Data Input and Output
Our goal is to train a neural network that takes these pixel values as input and predicts the corresponding digit label. We will compare the predicted labels with the actual labels to calculate the error rate, known as loss, which will guide the training process. This iterative process allows the neural network to improve its predictions over time.
What is a Neural Network?
A neural network is composed of interconnected layers of nodes, or neurons, which are modeled after the human brain. The primary components of a neural network include:
Input Layer: This layer receives the input data, in our case, the pixel values from the images.
Hidden Layers: These layers perform computations on the inputs, extracting features and learning representations.
Output Layer: This layer produces the final output, which corresponds to the predicted digit.
Each connection between neurons has an associated weight, which is adjusted during training to minimize the prediction error. Additionally, each neuron has a bias that helps to fine-tune the output of the neuron.
Neurons and Perceptrons
Each neuron in the network performs a simple computation: it takes input values, multiplies them by their corresponding weights, adds the bias, and then applies an activation function. The activation function introduces non-linearity into the model, enabling it to learn complex patterns in the data.
Activation Functions
Activation functions play a crucial role in neural networks by determining whether a neuron should be activated or not based on the input it receives. Some commonly used activation functions include:
ReLU (Rectified Linear Unit): Outputs the input directly if it is positive; otherwise, it outputs zero.

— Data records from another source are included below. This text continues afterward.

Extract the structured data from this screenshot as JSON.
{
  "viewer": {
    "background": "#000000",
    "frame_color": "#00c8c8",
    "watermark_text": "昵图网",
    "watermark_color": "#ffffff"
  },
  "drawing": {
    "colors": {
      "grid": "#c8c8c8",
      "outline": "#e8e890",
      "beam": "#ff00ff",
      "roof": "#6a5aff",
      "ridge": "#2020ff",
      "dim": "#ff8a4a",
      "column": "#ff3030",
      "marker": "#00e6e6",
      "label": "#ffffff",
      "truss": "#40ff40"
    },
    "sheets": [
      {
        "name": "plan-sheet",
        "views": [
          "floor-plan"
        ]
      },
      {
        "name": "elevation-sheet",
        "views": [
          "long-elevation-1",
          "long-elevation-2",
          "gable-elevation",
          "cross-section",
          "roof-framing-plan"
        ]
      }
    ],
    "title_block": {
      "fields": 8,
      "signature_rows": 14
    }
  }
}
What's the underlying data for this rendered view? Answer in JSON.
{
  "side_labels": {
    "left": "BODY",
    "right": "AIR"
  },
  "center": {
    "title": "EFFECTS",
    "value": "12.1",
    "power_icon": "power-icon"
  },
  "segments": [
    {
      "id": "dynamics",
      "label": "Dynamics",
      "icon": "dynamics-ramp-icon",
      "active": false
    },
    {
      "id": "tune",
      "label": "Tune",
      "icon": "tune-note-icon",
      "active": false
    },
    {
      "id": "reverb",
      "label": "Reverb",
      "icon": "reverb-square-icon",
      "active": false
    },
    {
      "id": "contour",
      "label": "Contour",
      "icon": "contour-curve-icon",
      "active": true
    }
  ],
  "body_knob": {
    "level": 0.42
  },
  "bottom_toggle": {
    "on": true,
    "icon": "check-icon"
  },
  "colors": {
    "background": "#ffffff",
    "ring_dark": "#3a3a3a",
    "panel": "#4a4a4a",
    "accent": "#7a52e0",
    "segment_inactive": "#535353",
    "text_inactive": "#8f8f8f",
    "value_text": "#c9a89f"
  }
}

Sigmoid: Outputs a value between 0 and 1, often used for binary classification.
Softmax: Converts the outputs of a neural network into probabilities, typically used in the output layer for multi-class classification.
For our digit recognition task, we will use the Softmax activation function in the output layer to produce a probability distribution over the 10 possible digit classes (0-9).
Mathematical Foundations
Understanding the mathematics behind neural networks is essential for grasping how they function. The key mathematical operations include:
Dot Product: This operation is used to compute the weighted sum of inputs. For two vectors, the dot product is the sum of the products of their corresponding entries.
Gradient Descent: This optimization algorithm is used to minimize the loss function by iteratively updating the weights and biases based on the gradients.
Training the Neural Network
The training process of a neural network involves two main steps: the forward pass and the backward pass. During the forward pass, the input data is fed through the network to produce an output. The backward pass involves calculating the gradients of the loss function with respect to the weights and biases and updating them accordingly.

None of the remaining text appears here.